The commitment to the job

RCMP Cst. Andrée Lapointe, a member of the RCMP's Sensitive and International Investigations Unit has been in the DRC for months. As chief of the Organized Crime Analysis Unit based in Goma, Lapointe compiles reports on different armed ethnic groups who continue to fight over land and economic resources.

"I know everything you'd want to know about them here in Congo," says Lapointe, whose reports analyze trends in criminal activity and help UN officials allocate resources.

Lapointe participated in investigations of war crimes and crimes against humanity in Rwanda and Sierra Leone. She used that experience in the DRC to develop a training program that included everything from collecting evidence from witnesses to locating mass graves.
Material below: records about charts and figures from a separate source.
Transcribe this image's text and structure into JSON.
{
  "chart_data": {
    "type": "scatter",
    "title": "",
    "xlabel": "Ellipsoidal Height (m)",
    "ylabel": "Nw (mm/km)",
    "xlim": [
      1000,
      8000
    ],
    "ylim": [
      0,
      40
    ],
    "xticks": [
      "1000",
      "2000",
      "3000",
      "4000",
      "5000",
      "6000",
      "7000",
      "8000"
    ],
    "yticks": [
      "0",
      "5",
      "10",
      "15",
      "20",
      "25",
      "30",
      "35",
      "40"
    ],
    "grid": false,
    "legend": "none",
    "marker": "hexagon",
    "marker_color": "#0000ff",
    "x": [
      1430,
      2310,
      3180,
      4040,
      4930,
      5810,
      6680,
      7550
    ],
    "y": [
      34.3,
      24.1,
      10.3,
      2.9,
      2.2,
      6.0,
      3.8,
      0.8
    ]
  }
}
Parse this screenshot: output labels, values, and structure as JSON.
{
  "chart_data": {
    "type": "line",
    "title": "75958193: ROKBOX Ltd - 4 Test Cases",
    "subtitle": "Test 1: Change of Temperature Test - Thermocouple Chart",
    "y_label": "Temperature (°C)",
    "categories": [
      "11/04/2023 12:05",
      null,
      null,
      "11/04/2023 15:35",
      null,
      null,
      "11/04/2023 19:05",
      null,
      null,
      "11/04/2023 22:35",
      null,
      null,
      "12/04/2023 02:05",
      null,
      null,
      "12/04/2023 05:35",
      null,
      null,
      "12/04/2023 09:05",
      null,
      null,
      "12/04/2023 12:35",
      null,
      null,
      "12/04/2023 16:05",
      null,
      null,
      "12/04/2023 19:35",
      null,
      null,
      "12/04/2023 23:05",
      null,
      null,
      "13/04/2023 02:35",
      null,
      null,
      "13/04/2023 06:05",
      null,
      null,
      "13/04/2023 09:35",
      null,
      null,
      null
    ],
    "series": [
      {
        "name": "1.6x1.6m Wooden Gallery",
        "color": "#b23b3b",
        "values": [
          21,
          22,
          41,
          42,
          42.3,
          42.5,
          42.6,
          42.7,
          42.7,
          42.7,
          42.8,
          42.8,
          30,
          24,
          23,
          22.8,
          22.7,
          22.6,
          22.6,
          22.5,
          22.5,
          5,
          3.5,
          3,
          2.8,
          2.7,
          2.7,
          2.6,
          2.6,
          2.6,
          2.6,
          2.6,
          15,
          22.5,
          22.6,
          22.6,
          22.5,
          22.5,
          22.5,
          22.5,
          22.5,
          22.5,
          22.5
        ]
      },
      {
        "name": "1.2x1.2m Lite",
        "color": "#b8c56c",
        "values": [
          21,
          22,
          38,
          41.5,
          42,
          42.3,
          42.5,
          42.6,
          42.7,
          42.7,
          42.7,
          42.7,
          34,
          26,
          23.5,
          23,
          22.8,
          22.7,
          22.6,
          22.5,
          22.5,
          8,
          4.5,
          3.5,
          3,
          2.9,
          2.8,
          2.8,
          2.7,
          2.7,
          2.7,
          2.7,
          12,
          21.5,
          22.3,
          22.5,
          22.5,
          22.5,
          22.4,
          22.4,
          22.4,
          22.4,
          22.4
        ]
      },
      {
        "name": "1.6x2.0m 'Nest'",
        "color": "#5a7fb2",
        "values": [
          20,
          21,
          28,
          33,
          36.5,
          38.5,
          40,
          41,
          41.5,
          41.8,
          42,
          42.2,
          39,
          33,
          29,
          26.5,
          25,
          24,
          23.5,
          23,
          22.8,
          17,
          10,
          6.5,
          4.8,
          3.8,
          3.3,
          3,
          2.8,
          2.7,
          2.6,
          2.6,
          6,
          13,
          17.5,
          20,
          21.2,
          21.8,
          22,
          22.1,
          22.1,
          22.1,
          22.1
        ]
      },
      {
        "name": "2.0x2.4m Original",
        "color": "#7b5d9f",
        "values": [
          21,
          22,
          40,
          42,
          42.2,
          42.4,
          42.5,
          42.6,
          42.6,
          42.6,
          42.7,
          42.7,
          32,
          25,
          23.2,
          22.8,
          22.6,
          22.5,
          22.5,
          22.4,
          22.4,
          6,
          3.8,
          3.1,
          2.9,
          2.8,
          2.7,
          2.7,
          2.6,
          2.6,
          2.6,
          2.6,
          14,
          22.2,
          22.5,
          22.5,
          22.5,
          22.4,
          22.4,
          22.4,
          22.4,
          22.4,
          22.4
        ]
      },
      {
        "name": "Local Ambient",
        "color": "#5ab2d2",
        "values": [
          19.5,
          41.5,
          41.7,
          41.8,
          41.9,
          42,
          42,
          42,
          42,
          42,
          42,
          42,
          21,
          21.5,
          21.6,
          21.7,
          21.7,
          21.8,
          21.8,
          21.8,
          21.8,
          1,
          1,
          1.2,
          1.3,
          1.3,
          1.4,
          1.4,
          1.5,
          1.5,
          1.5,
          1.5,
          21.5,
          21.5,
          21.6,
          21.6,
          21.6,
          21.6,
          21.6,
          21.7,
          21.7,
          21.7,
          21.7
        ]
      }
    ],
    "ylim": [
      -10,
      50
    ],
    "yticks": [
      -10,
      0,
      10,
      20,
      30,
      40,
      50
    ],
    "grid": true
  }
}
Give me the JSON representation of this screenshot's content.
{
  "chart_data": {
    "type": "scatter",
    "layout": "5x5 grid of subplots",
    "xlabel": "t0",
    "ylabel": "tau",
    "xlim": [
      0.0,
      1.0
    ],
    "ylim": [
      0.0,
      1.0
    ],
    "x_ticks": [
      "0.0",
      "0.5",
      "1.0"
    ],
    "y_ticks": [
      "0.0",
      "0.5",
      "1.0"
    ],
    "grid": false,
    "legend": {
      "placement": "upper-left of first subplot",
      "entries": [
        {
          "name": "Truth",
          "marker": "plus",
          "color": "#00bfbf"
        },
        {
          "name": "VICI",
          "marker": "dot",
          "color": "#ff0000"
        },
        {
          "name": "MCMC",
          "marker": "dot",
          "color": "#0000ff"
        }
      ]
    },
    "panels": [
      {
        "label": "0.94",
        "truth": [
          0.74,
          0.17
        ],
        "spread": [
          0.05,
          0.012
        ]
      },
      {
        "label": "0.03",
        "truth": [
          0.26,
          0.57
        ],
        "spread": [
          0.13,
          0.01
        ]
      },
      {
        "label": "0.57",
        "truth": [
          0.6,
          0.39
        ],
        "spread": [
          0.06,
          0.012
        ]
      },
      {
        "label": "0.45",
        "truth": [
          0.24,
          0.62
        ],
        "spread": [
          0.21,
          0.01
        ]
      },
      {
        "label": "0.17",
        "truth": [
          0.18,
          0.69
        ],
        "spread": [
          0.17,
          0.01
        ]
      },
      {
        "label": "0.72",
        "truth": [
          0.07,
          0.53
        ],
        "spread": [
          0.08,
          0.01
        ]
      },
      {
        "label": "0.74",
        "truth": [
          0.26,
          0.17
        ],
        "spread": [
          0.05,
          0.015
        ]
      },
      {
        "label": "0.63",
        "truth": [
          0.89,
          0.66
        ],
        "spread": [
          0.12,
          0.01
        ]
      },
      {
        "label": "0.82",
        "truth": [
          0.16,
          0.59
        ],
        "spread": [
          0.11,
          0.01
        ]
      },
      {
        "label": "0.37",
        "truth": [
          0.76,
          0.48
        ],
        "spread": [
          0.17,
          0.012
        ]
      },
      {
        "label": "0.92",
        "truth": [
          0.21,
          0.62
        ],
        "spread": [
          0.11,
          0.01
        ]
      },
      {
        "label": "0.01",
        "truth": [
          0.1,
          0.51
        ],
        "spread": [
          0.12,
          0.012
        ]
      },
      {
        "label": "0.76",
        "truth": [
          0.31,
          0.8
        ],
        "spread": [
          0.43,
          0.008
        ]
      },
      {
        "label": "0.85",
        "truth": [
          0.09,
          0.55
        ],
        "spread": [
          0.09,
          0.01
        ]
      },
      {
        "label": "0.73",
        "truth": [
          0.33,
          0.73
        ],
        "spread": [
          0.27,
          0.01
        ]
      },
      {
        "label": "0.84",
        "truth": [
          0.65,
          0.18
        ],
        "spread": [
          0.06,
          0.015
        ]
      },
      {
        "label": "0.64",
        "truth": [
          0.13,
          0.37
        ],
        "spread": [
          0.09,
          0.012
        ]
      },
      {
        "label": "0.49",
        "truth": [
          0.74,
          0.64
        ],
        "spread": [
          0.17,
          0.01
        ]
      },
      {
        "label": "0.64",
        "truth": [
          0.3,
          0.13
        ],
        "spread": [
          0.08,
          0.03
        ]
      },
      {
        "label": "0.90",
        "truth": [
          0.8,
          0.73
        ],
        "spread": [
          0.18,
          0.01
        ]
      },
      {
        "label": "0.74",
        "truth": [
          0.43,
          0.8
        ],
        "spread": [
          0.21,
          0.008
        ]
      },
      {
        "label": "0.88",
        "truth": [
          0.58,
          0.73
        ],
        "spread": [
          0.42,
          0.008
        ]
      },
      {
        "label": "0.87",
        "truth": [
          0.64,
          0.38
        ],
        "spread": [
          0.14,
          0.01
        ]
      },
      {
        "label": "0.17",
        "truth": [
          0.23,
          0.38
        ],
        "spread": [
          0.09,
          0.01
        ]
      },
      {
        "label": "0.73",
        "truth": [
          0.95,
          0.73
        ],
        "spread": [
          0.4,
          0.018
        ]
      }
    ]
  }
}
Lapointe's eagerness to help people on the ground prompted her to join Delisle on the Specialized Police Team that works with victims of sexual abuse. "My wish was to be more in the field," says Lapointe. "I'm motivated to be on the ground, meet victims, and build relationships to help."

Both RCMP officers are committed to the DRC. They're learning Swahili, which is used in the east, and would stay longer if the mission allowed.

"I'm passionate about it," says Delisle, who hopes her work inspires people to consider the RCMP as a means to help people in Canada and internationally. "This is clearly a country that needs a lot of help, has a lot of problems. What we do seems so small, but I've seen that we make a difference."